Luego vino un segundo tiempo algo mejor, aunque tampoco para sacar pecho y pedir una estatua a ninguno de los presentes. Unionistas mejoró porque empeorar, mejor dicho hacer menos, era complicado. Entraron De la Nava, Vadik y Masllorens y el equipo dio esa sensación que traslada quien sale del baño colocándose la camisa con gesto de alivio, tras un buen apuro. Al menos hubo intención: Olmedo lo intentó, Mounir agitó cosas y el equipo acabó presionando arriba más por orgullo que por verdadera sensación de peligro. Pero la realidad era otra: a Unionistas se le veía con los dientes mellados sin nadie capaz de fabricar ese “uy” que te levanta del asiento y hace que derrames la cerveza.

Así que empate. Y a jugarse la Copa en la última jornada, que es uno de los mejores premios posibles para un club como el nuestro. Un miércoles de diciembre, un Primera División, bocadillo de lomo frío, olor a humedad en la bufanda y esa sensación maravillosa de estar perdiendo el tiempo correctamente. Mucho mejor plan que cualquier resort con pulserita.

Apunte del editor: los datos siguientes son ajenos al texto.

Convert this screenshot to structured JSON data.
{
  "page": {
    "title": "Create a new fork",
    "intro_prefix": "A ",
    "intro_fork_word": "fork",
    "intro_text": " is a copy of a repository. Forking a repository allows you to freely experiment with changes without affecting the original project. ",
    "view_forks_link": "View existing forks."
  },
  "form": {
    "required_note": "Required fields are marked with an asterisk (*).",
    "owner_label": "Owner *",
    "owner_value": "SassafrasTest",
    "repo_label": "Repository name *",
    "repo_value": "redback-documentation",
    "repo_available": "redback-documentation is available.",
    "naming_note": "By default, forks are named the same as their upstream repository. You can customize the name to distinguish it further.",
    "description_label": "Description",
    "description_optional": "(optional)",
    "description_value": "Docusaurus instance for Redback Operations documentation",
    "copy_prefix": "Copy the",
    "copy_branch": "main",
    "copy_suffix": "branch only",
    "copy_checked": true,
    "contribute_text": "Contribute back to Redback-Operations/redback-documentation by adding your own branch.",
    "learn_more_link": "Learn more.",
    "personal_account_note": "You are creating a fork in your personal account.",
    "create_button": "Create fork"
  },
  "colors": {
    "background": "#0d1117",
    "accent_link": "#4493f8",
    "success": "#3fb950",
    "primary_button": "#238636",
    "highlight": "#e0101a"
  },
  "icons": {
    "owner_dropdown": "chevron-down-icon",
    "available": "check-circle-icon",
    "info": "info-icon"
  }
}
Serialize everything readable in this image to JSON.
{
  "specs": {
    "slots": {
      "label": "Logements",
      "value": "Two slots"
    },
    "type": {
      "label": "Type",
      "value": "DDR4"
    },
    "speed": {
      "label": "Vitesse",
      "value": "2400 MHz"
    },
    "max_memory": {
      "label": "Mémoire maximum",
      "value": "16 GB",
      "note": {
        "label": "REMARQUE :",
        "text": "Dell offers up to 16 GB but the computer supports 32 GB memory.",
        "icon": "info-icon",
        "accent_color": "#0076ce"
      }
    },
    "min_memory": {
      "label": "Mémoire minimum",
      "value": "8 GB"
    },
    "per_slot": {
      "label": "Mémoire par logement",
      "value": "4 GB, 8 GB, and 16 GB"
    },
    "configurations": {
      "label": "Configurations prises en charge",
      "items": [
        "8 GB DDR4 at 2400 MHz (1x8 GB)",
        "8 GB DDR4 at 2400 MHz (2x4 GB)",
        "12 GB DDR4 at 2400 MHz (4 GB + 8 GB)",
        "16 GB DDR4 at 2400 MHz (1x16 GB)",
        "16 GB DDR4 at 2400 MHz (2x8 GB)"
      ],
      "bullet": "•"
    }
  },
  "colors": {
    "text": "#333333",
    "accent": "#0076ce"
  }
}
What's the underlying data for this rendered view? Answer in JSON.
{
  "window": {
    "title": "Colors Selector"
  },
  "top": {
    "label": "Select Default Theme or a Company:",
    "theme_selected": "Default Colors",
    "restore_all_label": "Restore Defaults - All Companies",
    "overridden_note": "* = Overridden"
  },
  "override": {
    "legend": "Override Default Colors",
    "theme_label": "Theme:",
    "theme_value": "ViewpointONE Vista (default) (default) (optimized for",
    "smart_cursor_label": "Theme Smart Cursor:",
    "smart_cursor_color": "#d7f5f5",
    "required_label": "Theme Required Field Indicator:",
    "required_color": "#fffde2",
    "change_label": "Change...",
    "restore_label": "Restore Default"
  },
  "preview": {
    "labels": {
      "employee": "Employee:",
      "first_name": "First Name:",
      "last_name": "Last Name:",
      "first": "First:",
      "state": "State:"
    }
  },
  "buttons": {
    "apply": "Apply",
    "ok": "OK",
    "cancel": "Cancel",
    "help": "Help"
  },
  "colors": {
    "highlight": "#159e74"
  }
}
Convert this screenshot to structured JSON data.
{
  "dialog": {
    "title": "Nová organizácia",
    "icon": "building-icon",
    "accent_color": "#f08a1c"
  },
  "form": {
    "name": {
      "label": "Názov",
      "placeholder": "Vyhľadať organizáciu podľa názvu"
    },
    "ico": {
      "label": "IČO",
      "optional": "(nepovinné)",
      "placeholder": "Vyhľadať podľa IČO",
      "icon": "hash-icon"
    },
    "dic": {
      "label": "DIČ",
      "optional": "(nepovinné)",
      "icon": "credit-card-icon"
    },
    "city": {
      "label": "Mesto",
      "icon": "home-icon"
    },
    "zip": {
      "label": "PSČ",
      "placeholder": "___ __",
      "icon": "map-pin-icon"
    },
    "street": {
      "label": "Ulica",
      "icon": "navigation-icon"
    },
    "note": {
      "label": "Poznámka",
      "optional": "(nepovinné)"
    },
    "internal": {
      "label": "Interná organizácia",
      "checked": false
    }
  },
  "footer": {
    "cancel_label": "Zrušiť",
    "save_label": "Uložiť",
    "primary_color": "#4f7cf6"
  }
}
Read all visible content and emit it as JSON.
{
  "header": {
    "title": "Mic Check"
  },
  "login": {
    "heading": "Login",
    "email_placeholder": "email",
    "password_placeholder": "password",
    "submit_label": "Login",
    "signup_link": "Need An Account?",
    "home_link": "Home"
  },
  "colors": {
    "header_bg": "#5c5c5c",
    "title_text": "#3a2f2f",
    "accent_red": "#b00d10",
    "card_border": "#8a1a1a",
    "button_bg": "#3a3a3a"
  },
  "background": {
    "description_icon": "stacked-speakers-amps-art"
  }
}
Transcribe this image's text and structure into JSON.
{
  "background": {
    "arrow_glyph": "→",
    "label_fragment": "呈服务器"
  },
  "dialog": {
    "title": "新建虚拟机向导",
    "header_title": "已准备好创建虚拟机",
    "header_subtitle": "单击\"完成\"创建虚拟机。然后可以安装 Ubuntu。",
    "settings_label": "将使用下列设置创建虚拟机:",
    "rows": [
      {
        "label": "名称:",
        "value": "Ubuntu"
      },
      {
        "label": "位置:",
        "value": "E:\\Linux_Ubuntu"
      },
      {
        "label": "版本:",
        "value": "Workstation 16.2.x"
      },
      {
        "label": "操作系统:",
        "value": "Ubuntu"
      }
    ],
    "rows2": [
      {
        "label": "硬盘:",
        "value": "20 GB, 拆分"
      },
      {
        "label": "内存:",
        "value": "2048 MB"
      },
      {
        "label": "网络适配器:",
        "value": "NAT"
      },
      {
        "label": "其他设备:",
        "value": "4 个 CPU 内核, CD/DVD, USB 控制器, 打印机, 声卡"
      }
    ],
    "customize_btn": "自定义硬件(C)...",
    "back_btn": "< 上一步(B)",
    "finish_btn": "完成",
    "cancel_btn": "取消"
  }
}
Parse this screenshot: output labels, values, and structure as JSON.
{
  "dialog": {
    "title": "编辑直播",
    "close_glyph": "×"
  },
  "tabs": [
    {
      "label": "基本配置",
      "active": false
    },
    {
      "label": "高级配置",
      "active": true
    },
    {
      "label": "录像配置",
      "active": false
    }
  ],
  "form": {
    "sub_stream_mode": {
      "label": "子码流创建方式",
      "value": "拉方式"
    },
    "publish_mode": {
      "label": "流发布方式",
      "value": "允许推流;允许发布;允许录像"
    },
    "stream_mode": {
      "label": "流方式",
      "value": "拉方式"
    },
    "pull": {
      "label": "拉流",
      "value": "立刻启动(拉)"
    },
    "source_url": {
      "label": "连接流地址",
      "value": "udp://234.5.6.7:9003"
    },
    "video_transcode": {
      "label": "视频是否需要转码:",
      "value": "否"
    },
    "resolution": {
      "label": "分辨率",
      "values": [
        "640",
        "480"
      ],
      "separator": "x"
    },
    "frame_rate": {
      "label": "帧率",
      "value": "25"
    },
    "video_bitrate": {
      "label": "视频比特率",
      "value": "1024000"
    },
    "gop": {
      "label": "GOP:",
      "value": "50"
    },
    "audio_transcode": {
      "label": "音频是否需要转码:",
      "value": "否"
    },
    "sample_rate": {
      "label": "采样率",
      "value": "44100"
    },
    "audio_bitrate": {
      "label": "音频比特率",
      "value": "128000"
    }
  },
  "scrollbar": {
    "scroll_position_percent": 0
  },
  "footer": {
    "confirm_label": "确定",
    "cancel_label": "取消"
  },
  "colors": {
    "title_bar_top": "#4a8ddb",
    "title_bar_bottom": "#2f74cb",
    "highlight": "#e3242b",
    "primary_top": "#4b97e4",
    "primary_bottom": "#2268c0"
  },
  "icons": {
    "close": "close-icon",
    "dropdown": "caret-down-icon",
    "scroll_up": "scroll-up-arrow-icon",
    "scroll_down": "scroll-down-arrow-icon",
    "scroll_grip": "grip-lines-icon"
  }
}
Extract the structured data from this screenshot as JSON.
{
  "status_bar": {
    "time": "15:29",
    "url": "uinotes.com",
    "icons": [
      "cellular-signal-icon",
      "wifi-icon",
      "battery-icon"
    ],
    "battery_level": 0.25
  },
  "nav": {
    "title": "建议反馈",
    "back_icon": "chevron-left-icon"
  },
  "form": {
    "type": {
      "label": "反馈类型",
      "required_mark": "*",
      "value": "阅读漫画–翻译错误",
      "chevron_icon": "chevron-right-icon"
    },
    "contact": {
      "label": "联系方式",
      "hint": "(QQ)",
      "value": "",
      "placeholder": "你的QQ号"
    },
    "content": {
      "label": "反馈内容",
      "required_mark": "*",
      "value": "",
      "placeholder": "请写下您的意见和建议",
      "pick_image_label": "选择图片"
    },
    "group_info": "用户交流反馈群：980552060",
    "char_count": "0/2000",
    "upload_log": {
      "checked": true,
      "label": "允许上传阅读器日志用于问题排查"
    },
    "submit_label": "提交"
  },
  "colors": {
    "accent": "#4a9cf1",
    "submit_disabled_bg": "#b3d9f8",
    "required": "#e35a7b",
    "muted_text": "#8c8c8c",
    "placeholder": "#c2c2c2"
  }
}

Ahora queda el último partido. En casa. Y eso debería ser una fiesta. Pero una fiesta de verdad con sol, calor, pantalón corto y hombros al aire. No una organizada por Mario Simón en un bungalow de Guijuelo. Una con ruido, cerveza caliente, abrazos a desconocidos y la sensación de que, pase lo que pase, seguimos aquí. Que viendo cómo ha sido la temporada, bastante hemos hecho de llegar con el sueño de la Copa a la última jornada aunque lo hagamos como quien va con el coche temblando a la ITV pero, a buen seguro, encontraremos la forma de que nos sellen el papel, salir con la pegatina puesta en el cristal y seguir, un año más, resistiendo.

Superviviente Blanquinegro. Crónicas del fútbol que resiste.